In the second part, Lipman is saying a few things. First, he’s speaking like a publisher, who wants to keep people on his version of the article because there are all sorts of fancy services arrayed nearby. Second, he’s saying that the publisher links might be more attractive to users, and he’s not willing to take the risk (“. . . we will clearly lose hits. I would rather drop the PMC links on the docsum than add the publisher links.”). This undercuts the criticism that publisher sites are too flaky to link into, and shows that NLM is purposely suppressing links to publisher sites in order to increase and keep traffic. Third, he is saying that the docsum isn’t that hard to modify — dropping PMC links doesn’t strike him as a technology challenge, and adding them isn’t remembered as something that was difficult to accomplish.
Perhaps now that we know that Lipman’s willing to drop PMC links from the PubMed search docsum, we should take him up on the idea . . . after all, that would make for a more level playing field, and it’s apparently an easy solution.
Of course, these rationalizations were not shared with O’Flaherty in Sequeira’s response, which came two weeks after her initial inquiry:
This is a fascinating bundle of nonsense to unpack. Essentially, Sequeira is saying that approaches that work well at the abstract level can’t be made to work well on the search result list, and that risks being taken with links on the abstract level can’t be taken on the search result list, despite some of these things being helpful to “an extremely important constituency for NLM” and the like.
It’s worth noting that I received copies of these 2011 emails during the government shutdown, where PMC is showing an error message while publisher sites are functioning normally.
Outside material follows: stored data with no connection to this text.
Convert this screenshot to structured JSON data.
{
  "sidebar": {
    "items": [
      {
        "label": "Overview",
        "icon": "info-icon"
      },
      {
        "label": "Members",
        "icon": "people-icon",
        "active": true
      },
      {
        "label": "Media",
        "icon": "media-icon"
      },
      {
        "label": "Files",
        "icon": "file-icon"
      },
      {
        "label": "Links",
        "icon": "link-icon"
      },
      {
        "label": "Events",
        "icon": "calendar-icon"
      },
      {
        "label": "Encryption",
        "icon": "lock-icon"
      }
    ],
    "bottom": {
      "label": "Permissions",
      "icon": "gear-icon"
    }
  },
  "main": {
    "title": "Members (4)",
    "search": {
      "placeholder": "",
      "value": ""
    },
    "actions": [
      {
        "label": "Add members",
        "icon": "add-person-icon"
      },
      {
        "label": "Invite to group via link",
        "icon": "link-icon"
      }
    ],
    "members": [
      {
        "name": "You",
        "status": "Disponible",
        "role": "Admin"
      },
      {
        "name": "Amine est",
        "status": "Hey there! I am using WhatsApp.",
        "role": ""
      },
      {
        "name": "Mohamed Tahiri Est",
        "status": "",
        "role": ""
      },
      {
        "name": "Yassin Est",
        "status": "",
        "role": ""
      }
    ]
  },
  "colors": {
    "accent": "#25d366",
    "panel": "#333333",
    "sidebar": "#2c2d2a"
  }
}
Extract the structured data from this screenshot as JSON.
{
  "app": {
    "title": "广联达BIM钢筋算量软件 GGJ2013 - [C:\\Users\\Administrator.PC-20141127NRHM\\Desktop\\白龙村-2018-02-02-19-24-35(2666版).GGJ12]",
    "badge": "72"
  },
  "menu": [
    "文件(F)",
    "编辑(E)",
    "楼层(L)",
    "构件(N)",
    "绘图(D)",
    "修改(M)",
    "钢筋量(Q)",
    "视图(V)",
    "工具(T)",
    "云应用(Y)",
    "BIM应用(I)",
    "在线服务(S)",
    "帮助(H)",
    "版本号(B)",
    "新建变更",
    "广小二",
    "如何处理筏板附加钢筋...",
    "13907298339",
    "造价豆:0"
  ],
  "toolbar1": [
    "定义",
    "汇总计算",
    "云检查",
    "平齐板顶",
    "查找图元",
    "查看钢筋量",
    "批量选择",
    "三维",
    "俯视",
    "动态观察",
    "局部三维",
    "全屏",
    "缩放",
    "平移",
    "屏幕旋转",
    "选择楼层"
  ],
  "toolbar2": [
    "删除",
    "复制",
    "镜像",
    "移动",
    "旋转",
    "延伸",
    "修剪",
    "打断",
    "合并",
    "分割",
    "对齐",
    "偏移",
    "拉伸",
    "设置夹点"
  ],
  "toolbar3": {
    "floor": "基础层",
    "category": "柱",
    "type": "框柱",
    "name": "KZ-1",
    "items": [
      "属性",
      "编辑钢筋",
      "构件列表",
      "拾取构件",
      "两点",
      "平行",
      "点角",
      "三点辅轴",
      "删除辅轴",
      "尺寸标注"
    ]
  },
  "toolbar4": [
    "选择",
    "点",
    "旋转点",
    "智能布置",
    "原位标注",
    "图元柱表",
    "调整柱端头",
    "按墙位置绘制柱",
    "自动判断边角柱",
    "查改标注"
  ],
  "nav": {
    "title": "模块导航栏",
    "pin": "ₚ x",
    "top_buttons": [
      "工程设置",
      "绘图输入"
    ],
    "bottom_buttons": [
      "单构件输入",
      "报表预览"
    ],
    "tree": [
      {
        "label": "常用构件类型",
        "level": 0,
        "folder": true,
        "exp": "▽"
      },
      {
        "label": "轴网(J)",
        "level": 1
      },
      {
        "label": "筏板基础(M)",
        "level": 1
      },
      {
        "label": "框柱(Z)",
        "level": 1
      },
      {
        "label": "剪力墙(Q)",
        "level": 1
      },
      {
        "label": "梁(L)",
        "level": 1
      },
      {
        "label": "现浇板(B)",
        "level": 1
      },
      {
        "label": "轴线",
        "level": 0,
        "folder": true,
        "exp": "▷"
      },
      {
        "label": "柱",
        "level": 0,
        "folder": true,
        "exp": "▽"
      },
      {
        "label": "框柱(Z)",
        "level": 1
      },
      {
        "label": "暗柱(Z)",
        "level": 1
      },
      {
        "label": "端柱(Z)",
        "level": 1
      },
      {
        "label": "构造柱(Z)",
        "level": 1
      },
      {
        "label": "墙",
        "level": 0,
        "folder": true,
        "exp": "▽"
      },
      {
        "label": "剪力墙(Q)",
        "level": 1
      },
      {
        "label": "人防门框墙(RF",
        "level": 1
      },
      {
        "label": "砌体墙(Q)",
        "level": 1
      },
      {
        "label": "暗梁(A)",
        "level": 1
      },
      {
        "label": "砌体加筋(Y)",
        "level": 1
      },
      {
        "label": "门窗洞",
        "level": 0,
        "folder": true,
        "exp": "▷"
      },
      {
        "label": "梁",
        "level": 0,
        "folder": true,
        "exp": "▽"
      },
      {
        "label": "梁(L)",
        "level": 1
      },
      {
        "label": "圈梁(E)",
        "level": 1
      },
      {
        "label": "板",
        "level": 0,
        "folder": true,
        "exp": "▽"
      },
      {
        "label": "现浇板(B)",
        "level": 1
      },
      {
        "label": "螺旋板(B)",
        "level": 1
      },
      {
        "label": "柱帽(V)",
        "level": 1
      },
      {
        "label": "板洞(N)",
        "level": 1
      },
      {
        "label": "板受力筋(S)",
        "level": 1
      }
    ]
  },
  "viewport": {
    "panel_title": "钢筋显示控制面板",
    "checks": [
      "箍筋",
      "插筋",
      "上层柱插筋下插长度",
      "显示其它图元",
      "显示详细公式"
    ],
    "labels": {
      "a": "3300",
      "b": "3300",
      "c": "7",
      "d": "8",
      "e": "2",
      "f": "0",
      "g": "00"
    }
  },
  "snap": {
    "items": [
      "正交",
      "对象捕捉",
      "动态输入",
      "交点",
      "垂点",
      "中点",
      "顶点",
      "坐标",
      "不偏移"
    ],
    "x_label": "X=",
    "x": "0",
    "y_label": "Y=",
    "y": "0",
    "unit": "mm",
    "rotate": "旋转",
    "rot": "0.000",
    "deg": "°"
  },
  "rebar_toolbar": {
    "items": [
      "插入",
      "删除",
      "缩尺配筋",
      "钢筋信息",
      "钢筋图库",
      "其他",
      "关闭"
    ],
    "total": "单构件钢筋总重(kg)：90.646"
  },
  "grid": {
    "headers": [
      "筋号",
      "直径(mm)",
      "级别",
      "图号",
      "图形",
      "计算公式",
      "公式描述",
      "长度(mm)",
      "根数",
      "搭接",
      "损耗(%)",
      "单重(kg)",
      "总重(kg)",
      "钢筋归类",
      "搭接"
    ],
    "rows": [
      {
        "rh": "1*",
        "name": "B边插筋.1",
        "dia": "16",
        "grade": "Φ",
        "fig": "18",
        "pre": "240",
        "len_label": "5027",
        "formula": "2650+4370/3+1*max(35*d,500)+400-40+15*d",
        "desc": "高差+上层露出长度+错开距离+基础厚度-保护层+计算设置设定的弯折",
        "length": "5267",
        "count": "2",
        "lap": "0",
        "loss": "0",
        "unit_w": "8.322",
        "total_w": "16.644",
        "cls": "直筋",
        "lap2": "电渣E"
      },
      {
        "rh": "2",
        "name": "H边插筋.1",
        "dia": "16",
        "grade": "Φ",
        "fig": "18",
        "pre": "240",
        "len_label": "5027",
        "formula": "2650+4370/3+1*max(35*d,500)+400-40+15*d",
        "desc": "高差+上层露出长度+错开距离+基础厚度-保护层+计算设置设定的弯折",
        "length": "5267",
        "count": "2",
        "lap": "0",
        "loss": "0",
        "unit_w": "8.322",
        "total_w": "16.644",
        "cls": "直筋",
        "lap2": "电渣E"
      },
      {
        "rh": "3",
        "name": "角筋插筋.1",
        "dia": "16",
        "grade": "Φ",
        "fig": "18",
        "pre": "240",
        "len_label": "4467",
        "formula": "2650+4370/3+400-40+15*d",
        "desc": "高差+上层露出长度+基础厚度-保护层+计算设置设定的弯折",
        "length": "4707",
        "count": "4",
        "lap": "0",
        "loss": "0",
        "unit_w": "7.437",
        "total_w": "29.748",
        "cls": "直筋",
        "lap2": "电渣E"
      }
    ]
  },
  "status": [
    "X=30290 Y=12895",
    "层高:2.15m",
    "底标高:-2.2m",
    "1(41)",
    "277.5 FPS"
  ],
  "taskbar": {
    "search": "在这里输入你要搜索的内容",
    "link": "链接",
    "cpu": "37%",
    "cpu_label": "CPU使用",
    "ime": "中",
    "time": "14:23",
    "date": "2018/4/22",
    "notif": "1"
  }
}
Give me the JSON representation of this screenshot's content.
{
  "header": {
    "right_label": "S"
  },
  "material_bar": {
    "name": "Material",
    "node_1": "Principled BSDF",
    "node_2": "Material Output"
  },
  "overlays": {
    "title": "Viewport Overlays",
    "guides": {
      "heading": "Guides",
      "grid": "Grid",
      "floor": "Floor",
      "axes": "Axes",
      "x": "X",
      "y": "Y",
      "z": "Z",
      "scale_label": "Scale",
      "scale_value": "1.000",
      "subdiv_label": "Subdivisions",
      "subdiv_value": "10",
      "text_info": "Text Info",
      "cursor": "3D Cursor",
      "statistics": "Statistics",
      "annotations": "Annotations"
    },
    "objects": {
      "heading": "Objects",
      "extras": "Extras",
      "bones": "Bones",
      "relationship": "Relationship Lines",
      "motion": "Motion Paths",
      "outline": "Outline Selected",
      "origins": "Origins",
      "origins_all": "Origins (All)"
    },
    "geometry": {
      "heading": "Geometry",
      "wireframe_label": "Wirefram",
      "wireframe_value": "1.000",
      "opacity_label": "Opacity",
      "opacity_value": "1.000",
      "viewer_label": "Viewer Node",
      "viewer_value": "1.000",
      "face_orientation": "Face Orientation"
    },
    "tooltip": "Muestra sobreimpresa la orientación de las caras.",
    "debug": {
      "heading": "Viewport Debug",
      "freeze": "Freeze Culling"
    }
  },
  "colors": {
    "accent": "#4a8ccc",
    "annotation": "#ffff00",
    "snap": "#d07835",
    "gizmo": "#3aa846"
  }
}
The implicit assumption that PMC is less likely to generate error messages than publisher sites is undercut by this, as the entire PMC repository is now generating error messages, and the problem is not technological but political (and is lasting longer than any technology challenge would be allowed to last).
This short email exchange also shows that Sequeira was hoping for a better justification for the PMC links than, as he put it, “[a]nything better than: all the links in the PubMed search result go to other pages within the NCBI Entrez site” but Lipman didn’t deliver.
Or did he?
I believe Lipman’s answer is actually closer to the truth — the managers of PMC are competing for traffic, they implemented a search results design in their doscum which worked, and were simply defending it and the traffic benefits it’s been delivering.
I asked O’Flaherty via email about how she recalled this exchange, but had not received a response as of this writing. (Update: Apparently, there was an email failure, and O’Flaherty never got my message. She’s since read the post, and so far has nothing to add. But the door [and comments thread] is open.)
Based on these emails, it seems the the suspicion about NLM’s design on PubMed search results was largely correct — that is, the search results design in PubMed was meant to steer traffic away from publishers’ sites, increase PMC traffic, and show off NCBI and other government information tools. It’s competitive, and it seems to be working. That’s why they’re defending it and are not willing to change it.